One important clue that your website may not be usable enough in mobile is to look at the Bounce Rate. The bounce rate tells you how many people came to your site and immediately clicked away from it. Bounce rate is usually an indication that your site content is not relevant to what the user is looking for. However, when the mobile bounce rate is significantly higher than the non-mobile bounce rate this can indicate that your site doesn’t work very well on mobile devices. The example above is a site not optimized for mobile browsing. The site currently has about 14% mobile traffic. For non-mobile visitors the bounce rate is about 15%. For mobile visitors, the bounce rate is 29% which is significantly greater than the overall site average of about 18%. Yet, the percentage of new users visiting the site is the same or even greater for the mobile users.
Mobile browsing requires different considerations in your website design. Here are a few of these:
- The buttons have to be bigger. “Clicking” with a fingertip is much harder when the target area is small.
- The text has to be larger. Web sites that collapse to show content in an immediately readable fashion are better than sites that require lots of zooming and scrolling.
- Don’t rely on rollover effects for menus and content. Flyout menus are popular, but in general, actions on a touch screen are clicks.

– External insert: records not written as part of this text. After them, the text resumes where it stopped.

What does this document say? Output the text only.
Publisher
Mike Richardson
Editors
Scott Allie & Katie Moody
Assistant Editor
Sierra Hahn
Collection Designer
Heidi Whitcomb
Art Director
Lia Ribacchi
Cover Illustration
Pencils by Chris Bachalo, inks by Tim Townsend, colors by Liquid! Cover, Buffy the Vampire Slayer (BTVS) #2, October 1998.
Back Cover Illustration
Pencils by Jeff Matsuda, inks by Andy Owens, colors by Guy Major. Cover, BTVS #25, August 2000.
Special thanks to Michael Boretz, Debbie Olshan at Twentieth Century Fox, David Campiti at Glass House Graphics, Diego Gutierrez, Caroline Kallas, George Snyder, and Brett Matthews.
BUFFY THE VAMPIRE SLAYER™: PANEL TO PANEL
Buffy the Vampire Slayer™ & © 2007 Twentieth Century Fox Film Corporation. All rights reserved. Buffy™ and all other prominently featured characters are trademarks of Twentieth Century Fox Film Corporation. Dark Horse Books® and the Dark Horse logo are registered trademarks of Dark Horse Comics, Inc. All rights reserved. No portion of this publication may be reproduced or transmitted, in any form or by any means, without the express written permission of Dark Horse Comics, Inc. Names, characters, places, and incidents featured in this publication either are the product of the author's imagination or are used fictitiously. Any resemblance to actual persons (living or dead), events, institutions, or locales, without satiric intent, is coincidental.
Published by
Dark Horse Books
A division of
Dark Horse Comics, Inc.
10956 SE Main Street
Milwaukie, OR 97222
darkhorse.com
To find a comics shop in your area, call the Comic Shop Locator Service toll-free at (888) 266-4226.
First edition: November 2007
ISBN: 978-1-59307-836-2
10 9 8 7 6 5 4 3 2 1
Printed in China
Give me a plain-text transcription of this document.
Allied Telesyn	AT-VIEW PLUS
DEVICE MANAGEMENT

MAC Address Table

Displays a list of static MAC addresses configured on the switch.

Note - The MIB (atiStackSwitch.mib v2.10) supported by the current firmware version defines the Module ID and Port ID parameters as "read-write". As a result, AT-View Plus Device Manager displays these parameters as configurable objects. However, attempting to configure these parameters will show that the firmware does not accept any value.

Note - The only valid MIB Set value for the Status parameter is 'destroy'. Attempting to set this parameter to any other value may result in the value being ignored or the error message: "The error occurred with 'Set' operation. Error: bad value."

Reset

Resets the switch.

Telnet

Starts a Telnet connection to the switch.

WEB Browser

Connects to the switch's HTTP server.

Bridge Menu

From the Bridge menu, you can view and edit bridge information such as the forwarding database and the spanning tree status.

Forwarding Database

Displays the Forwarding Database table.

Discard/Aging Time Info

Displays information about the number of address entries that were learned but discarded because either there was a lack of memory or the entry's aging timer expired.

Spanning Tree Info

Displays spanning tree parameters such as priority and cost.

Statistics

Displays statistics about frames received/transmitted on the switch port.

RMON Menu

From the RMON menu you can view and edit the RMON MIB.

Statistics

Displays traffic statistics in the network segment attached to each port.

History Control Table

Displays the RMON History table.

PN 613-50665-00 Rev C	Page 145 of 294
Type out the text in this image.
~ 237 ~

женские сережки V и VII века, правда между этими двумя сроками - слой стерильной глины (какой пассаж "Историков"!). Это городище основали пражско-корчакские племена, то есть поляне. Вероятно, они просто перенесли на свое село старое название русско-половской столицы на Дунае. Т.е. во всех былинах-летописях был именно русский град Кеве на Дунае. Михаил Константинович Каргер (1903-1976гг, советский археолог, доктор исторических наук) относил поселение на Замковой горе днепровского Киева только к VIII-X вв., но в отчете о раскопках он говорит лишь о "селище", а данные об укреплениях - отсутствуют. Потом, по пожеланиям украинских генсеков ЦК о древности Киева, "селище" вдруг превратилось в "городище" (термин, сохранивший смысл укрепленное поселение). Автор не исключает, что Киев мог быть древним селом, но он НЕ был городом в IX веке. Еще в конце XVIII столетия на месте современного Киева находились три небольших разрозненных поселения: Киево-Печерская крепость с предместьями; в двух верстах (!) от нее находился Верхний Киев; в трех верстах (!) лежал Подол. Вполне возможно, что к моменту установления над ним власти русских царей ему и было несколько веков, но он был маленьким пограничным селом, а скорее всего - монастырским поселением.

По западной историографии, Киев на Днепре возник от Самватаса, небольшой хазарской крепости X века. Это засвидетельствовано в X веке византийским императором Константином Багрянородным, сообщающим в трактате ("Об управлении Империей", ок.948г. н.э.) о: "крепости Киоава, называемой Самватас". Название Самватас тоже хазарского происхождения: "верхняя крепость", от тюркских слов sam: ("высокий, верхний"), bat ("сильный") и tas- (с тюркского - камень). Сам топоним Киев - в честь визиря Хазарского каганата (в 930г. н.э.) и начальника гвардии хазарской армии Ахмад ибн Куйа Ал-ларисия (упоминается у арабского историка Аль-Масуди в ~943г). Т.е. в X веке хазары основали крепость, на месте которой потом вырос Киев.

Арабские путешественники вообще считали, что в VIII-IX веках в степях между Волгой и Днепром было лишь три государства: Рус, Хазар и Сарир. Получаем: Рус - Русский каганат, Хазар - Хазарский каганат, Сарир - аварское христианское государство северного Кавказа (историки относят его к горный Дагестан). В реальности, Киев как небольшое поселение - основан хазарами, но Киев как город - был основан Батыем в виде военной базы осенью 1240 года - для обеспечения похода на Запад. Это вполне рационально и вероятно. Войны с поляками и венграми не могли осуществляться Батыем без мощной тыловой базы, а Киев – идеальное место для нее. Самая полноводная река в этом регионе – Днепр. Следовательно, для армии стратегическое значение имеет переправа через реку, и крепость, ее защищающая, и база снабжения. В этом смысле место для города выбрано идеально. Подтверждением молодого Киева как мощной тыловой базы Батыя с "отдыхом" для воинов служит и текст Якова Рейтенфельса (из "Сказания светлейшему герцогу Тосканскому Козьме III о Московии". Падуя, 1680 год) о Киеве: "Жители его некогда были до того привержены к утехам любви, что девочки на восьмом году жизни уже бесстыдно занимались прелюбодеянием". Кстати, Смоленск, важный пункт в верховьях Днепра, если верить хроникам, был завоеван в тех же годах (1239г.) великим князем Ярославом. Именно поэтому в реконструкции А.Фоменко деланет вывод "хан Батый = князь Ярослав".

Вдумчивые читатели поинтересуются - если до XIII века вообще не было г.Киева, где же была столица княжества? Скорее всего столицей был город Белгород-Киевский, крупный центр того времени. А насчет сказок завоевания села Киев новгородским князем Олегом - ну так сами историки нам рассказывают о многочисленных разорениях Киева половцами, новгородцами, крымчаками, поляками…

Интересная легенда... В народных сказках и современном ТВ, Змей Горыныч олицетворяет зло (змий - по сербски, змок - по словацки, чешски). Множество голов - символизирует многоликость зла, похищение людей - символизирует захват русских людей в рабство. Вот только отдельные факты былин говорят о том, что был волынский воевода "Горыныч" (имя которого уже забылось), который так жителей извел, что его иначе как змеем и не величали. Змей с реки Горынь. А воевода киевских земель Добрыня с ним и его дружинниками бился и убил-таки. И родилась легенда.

- Don’t use Flash. As well as the problems with search engines and Flash, most mobile browsers do not support it.
- Link to your phone number. Most mobile browsers can place a phone call right from the link.
Should you have a separate mobile web site? An iPhone app? An Android app? Depending on your market and the amount of traffic you get on your web site, the answer may be yes. However, for most small and medium businesses this is not realistic or affordable for many reasons. Fortunately, it is getting easier to create a website that is optimized for multiple device viewing. A good website framework based on HTML5 and responsive design will ensure that your site is functional and well positioned for the future. Our number one recommendation for customers this year is to make sure your website gets optimized for mobile devices.